- Any new standard set by the Financial Accounting Standards Board (FASB) would have to go through a formal review process to determine its impact on the economy, market stability and the availability of credit, according to a bill introduced Friday by Rep. Blaine Luetkemeyer, R-MO, ranking member of the House Financial Services Committee.
- The bill would also subject FASB — an independent, private-sector standards-setting body for the accounting profession — to the Administrative Procedures Act, which would require its proposed standards to receive a public comment period, among other requirements, in the same way as federal agencies.
- "This bill will not take away FASB's independence, but it will force them to perform the due diligence they have proven unwilling to do," Luetkemeyer said in a statement.
Luetkemeyer said he had FASB's handling of its current expected credit loss (CECL) standard in mind when he drafted the bill.
The new CECL standard requires banks to record expected future losses as soon as loans are issued.
Banks use what's known as the incurred-loss method, which measures expected credit losses over the life of a loan at the time it's recorded based on historical experience, current conditions and forecasts.

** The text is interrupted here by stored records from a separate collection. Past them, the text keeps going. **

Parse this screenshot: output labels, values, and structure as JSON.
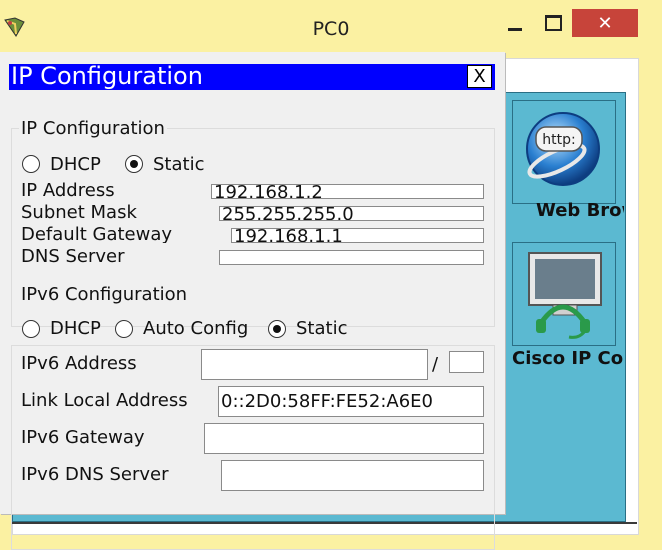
{
  "window": {
    "title": "PC0",
    "close_label": "✕"
  },
  "dialog": {
    "title": "IP Configuration",
    "close_label": "X"
  },
  "ipv4": {
    "group_title": "IP Configuration",
    "dhcp_label": "DHCP",
    "static_label": "Static",
    "mode": "Static",
    "ip_label": "IP Address",
    "ip_value": "192.168.1.2",
    "mask_label": "Subnet Mask",
    "mask_value": "255.255.255.0",
    "gateway_label": "Default Gateway",
    "gateway_value": "192.168.1.1",
    "dns_label": "DNS Server",
    "dns_value": ""
  },
  "ipv6": {
    "group_title": "IPv6 Configuration",
    "dhcp_label": "DHCP",
    "auto_label": "Auto Config",
    "static_label": "Static",
    "mode": "Static",
    "address_label": "IPv6 Address",
    "address_value": "",
    "prefix_sep": "/",
    "prefix_value": "",
    "link_local_label": "Link Local Address",
    "link_local_value": "0::2D0:58FF:FE52:A6E0",
    "gateway_label": "IPv6 Gateway",
    "gateway_value": "",
    "dns_label": "IPv6 DNS Server",
    "dns_value": ""
  },
  "desktop_apps": {
    "web_browser_label": "Web Browser",
    "web_browser_icon_text": "http:",
    "cisco_label": "Cisco IP Communicator"
  },
  "colors": {
    "dialog_title_bg": "#0000ff",
    "desktop_bg": "#5bb9d1",
    "window_frame": "#fbf1a2",
    "close_button": "#c7443a"
  }
}
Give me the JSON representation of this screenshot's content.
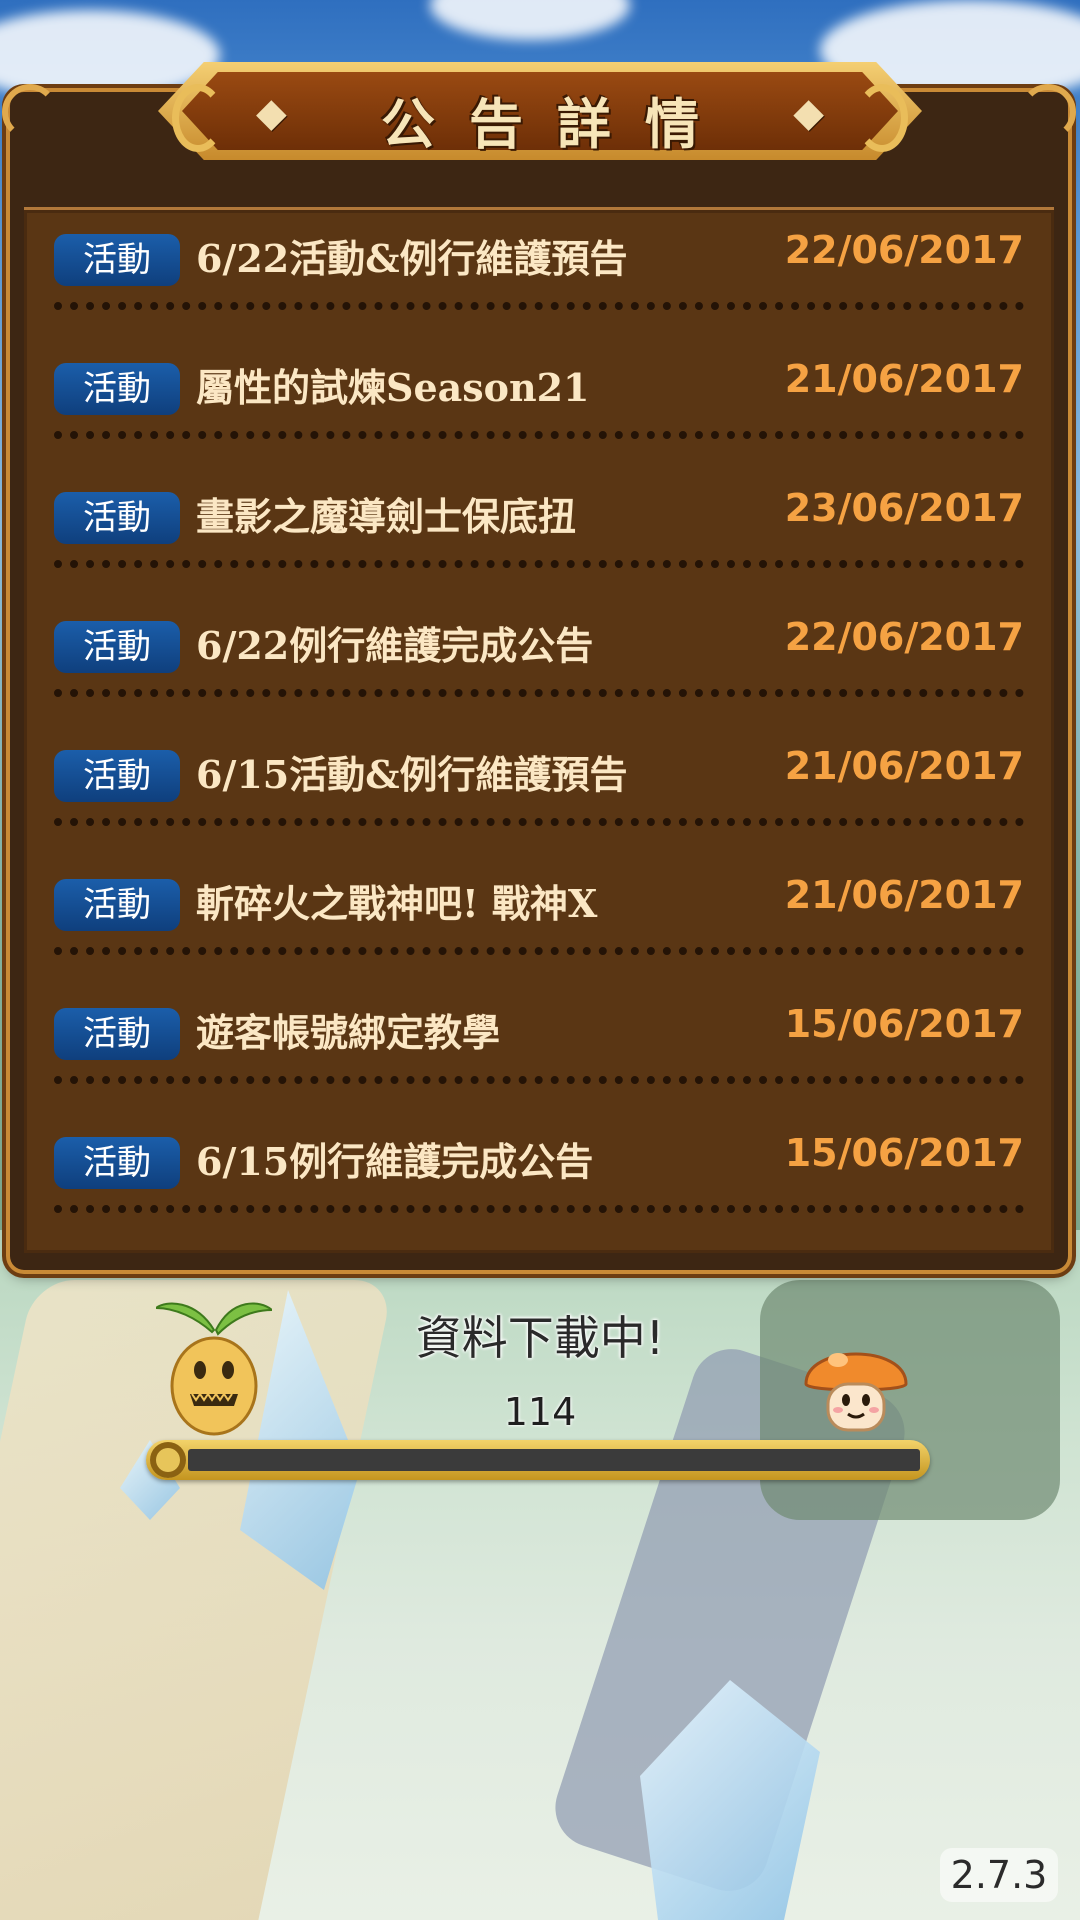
{
  "header": {
    "title": "公告詳情"
  },
  "notices": [
    {
      "tag": "活動",
      "title": "6/22活動&例行維護預告",
      "date": "22/06/2017"
    },
    {
      "tag": "活動",
      "title": "屬性的試煉Season21",
      "date": "21/06/2017"
    },
    {
      "tag": "活動",
      "title": "畫影之魔導劍士保底扭",
      "date": "23/06/2017"
    },
    {
      "tag": "活動",
      "title": "6/22例行維護完成公告",
      "date": "22/06/2017"
    },
    {
      "tag": "活動",
      "title": "6/15活動&例行維護預告",
      "date": "21/06/2017"
    },
    {
      "tag": "活動",
      "title": "斬碎火之戰神吧! 戰神X",
      "date": "21/06/2017"
    },
    {
      "tag": "活動",
      "title": "遊客帳號綁定教學",
      "date": "15/06/2017"
    },
    {
      "tag": "活動",
      "title": "6/15例行維護完成公告",
      "date": "15/06/2017"
    }
  ],
  "loading": {
    "text": "資料下載中!",
    "count": "114",
    "progress": 0.0
  },
  "version": "2.7.3",
  "colors": {
    "panel": "#5a3614",
    "badge": "#1b5eaa",
    "date": "#f5a243",
    "title_text": "#fbe7c4"
  },
  "icons": {
    "left_character": "mandrake-sprite",
    "right_character": "mushroom-sprite"
  }
}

The new standard takes effect by the end of the year for the country's big banks and a year later for other financial institutions.
The banks oppose the standard and complained FASB didn't think through the new standard's impact before issuing it this summer.
After lobbying by the American Banking Association and other trade groups in July, Rep. Vicente Gonzalez, D-TX, introduced a bill instructing the Securities and Exchange Commission to study the impact the CECL standard would have on market stability and capital availability.
The Luetkemeyer bill would go much further, since it would subject all of FASB's rules to the kind of oversight government agencies face.
A spokesperson for FASB said the organization is ready to work with interested groups to allay concerns.
"The [Financial Accounting Foundation] and FASB are committed to continue meeting with stakeholders on Capitol Hill and elsewhere to answer their questions, hear their concerns and discuss the time-tested benefits of the integrity of the standard-setting process," the spokesperson told the Wall Street Journal.